Dopo c’è l’«illuminazione», l’«esperienza wow», quella che fino a poco fa abbiamo definito «lampo di genio», ma non è altro che l’emergere di una soluzione dalla sintesi tra la sua rielaborazione conscia e quella inconscia. E, infine, un’ultima fase che può prendere il nome di «verifica» perché ha la funzione di riportare quanto compreso, intuito e visto al vaglio della ragione, e articolarlo in quella maniera dettagliata e documentata che era propria dell’inizio dei lavori. In questo report ricorrente di esperienze, noia e scintilla non si escludono, anzi sono conseguenti, ma niente sarebbe stato possibile senza una stagione di studio, di approfondimento, che radica nella realtà (e non nel soprannaturale) tutto quanto il processo creativo e i suoi prodigiosi risultati.
Tra i documenti e gli spunti che Stephen Klein colleziona nel libro ci sono alcuni esperimenti: è un piacere trovarli, compierli, nella certezza che la soluzione sta nascosta al punto giusto, poche pagine più avanti. Sono utili complementi ai suoi excursus sulla creatività, spesso servono a disambiguare o chiarire alcune nozioni, a lasciare che il lettore ne faccia direttamente esperienza.
E da questo punto di vista, uno dei passaggi più esaltanti avviene attorno a pagina 111, dove è riprodotto un sistema di macchie trattato in uno studio di Ahissan e Hochstein del 2004: Klein ci spiega come noi che guardiamo quelle forme per pochi istanti non riusciamo a individuare immagine figurativa al suo interno, ma una volta che ci viene rivelato come guardarla non possiamo fare a meno di vederla chiaramente, laddove prima esisteva solo una regione di indistinto. È così che funzionano la nostra creatività e la nostra capacità di vedere: facciamo dei progressivi salti in avanti e dopo non possiamo più tornare indietro. Siamo entrati nel futuro.

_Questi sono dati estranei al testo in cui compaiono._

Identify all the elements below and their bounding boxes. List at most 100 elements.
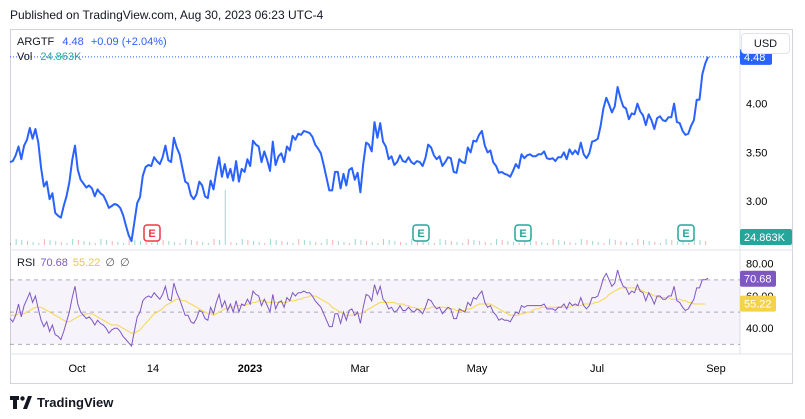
earnings-marker[interactable]: E bbox=[417, 228, 424, 240]
volume-bar bbox=[535, 241, 537, 245]
volume-bar bbox=[558, 240, 560, 245]
volume-bar bbox=[705, 241, 707, 245]
volume-bar bbox=[264, 243, 266, 245]
volume-bar bbox=[281, 241, 283, 245]
volume-bar bbox=[230, 242, 232, 245]
volume-bar bbox=[66, 243, 68, 245]
volume-bar bbox=[411, 239, 413, 245]
volume-bar bbox=[682, 242, 684, 245]
chart-frame bbox=[10, 29, 793, 384]
volume-bar bbox=[219, 240, 221, 245]
price-tick-label: 3.00 bbox=[746, 196, 767, 208]
earnings-marker[interactable]: E bbox=[682, 228, 689, 240]
earnings-marker-box bbox=[677, 224, 695, 242]
volume-bar bbox=[213, 239, 215, 245]
volume-bar bbox=[100, 239, 102, 245]
volume-bar bbox=[394, 241, 396, 245]
volume-bar bbox=[26, 241, 28, 245]
volume-bar bbox=[546, 243, 548, 245]
volume-bar bbox=[366, 241, 368, 245]
footer-branding: TradingView bbox=[10, 395, 113, 410]
volume-bar bbox=[43, 239, 45, 245]
earnings-marker[interactable]: E bbox=[148, 228, 155, 240]
volume-bar bbox=[303, 240, 305, 245]
volume-bar bbox=[688, 243, 690, 245]
rsi-label: RSI bbox=[17, 256, 36, 269]
volume-bar bbox=[614, 240, 616, 245]
volume-bar bbox=[94, 243, 96, 245]
rsi-line bbox=[9, 269, 709, 348]
earnings-marker-box bbox=[412, 224, 430, 242]
tradingview-logo-icon bbox=[10, 396, 32, 409]
volume-bar bbox=[631, 243, 633, 245]
volume-bar bbox=[513, 242, 515, 245]
price-change: +0.09 (+2.04%) bbox=[90, 36, 167, 48]
volume-bar bbox=[354, 239, 356, 245]
volume-bar bbox=[162, 240, 164, 245]
volume-bar bbox=[676, 241, 678, 245]
symbol-name[interactable]: ARGTF bbox=[17, 36, 55, 48]
time-tick-label: Mar bbox=[351, 363, 370, 375]
volume-label: Vol bbox=[17, 51, 33, 63]
volume-bar bbox=[151, 243, 153, 245]
earnings-marker-box bbox=[143, 224, 161, 242]
volume-bar bbox=[89, 242, 91, 245]
volume-bar bbox=[60, 242, 62, 245]
earnings-marker[interactable]: E bbox=[519, 228, 526, 240]
volume-bar bbox=[179, 243, 181, 245]
volume-bar bbox=[524, 239, 526, 245]
volume-bar bbox=[320, 243, 322, 245]
volume-bar bbox=[286, 242, 288, 245]
volume-bar bbox=[128, 239, 130, 245]
rsi-legend: RSI 70.68 55.22 ∅ ∅ bbox=[17, 256, 130, 270]
volume-bar bbox=[479, 241, 481, 245]
rsi-value: 70.68 bbox=[40, 256, 68, 269]
volume-bar bbox=[659, 243, 661, 245]
volume-bar bbox=[77, 240, 79, 245]
volume-bar bbox=[518, 243, 520, 245]
volume-bar bbox=[309, 241, 311, 245]
volume-bar bbox=[496, 239, 498, 245]
rsi-tick-label: 80.00 bbox=[746, 259, 774, 271]
currency-button[interactable]: USD bbox=[741, 33, 790, 54]
published-caption: Published on TradingView.com, Aug 30, 20… bbox=[10, 8, 324, 22]
rsi-param-icon-1[interactable]: ∅ bbox=[105, 257, 115, 269]
volume-bar bbox=[693, 239, 695, 245]
volume-bar bbox=[269, 239, 271, 245]
volume-value: 24.863K bbox=[40, 51, 82, 63]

Al futuro, in effetti, è dedicata una breve ma intensa parte del libro di Klein, che da buon fisico e filosofo non si lascia andare a previsioni inverosimili, ma racconta in breve come la nostra crescente fiducia nei confronti delle macchine potrà portare a soluzioni creative nuove che vengono proprio da questa interazione. Lungi dal gettare allarmi apocalittici in merito all’umanità soppiantata dall’intelligenza artificiale, Klein ricorda le parole incoraggianti di Ada Lovelace, figlia del poeta Byron e programmatrice di software ante litteram: «come il telaio di Jacquard tesse fiori e foglie, così fa la macchina analitica con le formule algebriche», e per continuare il pensiero, le macchine sono degli ottimi artigiani difficilmente diventeranno dei buoni inventori di contenuti originali. Ma poi chissà.
Creatività «combinatoria», «esplorativa» e «trasformativa» sono solo tre delle facce di un sistema meravigliosamente complicato che armeggia ancora in buona parte a nostra insaputa in una regione antica del cervello, grande quanto un nocciolo di pesca. Il libro di Klein è una buona scusa per occuparsene, almeno per qualche ora.